Hey guys...here i am again asking for sumthing new....well i've just uploaded ma new site....sumhow got if banner free but now i want a "ORKUT LIKE SCRAP" page for ma site....hope u understand.....can u guys help me with the code.or is there ne site providing ne of such service???????


----------



## iMav (Jul 23, 2007)

well if ur again asking for something then how about again posting in the right section 

there is a script and to be honest i just cant remmeber the name now ... its very much like ur own networking site ... it was php something


----------



## Garbage (Jul 23, 2007)

One s/w I can suggest is Drupal

It is a Open Source Software. Which gives you many functions like Forum, RSS, etc. to build your website. Also you can add many more functions by adding Moduls.
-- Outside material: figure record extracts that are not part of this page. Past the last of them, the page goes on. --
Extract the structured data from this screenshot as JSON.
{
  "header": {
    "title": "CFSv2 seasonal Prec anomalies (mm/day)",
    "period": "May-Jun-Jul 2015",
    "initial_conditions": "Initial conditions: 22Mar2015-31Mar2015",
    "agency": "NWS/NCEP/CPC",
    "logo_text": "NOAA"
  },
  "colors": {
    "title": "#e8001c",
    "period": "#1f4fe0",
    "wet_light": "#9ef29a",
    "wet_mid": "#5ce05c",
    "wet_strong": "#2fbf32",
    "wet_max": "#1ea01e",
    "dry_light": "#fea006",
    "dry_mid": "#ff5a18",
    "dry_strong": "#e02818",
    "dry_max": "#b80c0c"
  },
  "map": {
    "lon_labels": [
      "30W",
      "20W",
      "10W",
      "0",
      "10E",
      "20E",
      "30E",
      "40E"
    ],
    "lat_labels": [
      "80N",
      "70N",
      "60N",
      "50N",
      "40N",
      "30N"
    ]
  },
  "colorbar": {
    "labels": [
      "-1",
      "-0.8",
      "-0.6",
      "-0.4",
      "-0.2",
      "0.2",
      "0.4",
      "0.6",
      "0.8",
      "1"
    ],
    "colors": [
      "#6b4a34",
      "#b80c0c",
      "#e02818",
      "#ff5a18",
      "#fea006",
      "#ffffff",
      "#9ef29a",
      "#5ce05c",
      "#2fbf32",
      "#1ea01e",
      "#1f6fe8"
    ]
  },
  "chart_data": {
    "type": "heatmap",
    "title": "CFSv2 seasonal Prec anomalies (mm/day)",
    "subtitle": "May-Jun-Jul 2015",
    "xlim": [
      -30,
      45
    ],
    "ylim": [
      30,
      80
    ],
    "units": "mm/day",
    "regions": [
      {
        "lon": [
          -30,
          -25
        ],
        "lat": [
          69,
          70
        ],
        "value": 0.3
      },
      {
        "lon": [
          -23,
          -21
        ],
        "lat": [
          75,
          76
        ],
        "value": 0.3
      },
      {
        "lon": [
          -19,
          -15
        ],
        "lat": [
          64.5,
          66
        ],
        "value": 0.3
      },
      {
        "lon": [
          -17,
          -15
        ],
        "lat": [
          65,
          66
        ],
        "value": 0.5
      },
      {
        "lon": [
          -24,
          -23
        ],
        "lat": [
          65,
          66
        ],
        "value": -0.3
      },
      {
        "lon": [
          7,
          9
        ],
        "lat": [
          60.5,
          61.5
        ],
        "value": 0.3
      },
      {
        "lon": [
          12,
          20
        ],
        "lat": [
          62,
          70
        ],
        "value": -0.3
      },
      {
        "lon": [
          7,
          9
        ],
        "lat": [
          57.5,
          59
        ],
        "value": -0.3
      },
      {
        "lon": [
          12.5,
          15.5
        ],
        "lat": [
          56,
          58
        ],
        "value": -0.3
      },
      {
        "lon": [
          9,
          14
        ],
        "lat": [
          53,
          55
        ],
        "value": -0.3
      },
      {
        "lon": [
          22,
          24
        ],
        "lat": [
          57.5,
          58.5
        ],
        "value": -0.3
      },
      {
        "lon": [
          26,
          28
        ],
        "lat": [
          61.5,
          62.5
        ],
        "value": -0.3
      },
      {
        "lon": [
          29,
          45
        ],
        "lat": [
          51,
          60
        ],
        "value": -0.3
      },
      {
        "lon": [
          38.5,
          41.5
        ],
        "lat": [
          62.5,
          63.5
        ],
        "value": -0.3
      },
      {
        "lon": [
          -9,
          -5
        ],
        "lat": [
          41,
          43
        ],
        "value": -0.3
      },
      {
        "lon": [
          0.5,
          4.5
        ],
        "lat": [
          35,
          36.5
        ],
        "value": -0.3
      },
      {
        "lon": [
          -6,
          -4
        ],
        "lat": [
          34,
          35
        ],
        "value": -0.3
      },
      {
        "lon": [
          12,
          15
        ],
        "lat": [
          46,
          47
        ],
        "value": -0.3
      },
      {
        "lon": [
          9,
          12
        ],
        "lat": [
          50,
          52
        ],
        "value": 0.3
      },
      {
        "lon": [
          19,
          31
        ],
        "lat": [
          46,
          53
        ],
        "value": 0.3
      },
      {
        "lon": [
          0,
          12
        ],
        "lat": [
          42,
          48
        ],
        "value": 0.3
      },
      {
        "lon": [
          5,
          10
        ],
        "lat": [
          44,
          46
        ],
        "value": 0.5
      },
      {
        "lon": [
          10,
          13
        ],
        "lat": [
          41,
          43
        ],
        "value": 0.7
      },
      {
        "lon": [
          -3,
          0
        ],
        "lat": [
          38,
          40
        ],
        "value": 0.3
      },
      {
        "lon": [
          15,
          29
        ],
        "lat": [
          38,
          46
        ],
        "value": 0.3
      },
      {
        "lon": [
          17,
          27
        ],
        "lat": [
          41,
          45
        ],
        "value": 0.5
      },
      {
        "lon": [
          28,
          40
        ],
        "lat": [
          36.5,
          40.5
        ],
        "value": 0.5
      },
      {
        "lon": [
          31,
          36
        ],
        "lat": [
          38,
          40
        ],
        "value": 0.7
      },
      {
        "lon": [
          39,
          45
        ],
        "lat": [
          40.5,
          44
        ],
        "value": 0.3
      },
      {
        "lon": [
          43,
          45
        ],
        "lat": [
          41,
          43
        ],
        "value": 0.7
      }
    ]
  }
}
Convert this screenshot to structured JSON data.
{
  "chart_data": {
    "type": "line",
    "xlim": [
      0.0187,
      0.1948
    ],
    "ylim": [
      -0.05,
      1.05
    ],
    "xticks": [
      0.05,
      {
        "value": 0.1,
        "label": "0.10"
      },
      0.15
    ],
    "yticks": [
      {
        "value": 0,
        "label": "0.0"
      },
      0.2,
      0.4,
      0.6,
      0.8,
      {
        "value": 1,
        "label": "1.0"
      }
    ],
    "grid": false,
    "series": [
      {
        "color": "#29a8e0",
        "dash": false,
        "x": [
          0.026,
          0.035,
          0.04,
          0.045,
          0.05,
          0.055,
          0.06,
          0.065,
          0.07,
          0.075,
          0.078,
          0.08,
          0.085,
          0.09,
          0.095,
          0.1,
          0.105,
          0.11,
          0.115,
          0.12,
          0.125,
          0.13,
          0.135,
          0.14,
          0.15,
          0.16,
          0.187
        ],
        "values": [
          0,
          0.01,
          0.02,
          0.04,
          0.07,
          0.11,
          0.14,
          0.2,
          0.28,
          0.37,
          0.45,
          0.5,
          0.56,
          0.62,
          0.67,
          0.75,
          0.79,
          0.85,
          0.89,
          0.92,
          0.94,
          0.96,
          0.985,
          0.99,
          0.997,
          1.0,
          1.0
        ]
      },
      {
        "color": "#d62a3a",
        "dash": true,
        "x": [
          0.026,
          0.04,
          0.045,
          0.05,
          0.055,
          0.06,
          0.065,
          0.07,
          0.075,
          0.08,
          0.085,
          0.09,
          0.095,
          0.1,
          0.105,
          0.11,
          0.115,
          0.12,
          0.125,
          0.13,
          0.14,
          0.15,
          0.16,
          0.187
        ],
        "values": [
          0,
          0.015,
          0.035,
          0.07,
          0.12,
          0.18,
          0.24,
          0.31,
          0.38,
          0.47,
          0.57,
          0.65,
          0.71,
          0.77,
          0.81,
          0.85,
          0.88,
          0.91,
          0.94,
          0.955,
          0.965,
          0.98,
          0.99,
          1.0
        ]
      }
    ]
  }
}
Hope there may be function/module of scrapbook. Even if u can ask their developers to write such a module for YOU !!!


----------



## Vishal Gupta (Jul 26, 2007)

_Thread reported for wrong section..._


----------



## Abhishek Dwivedi (Aug 7, 2007)

come on guys i asked for a tut on scrapbook code...y u guys act like that...


----------



## iMav (Aug 7, 2007)

*www.phpizabi.net/ .... here it is the 1 is was talking about ...  i think this should do ur work and it si easy to setup


----------



## pritish_kul2 (Aug 7, 2007)

we aren't talking like that but have to and as forum rules should be maintained to keep the forum perfect. dil pe mat le yaar.


----------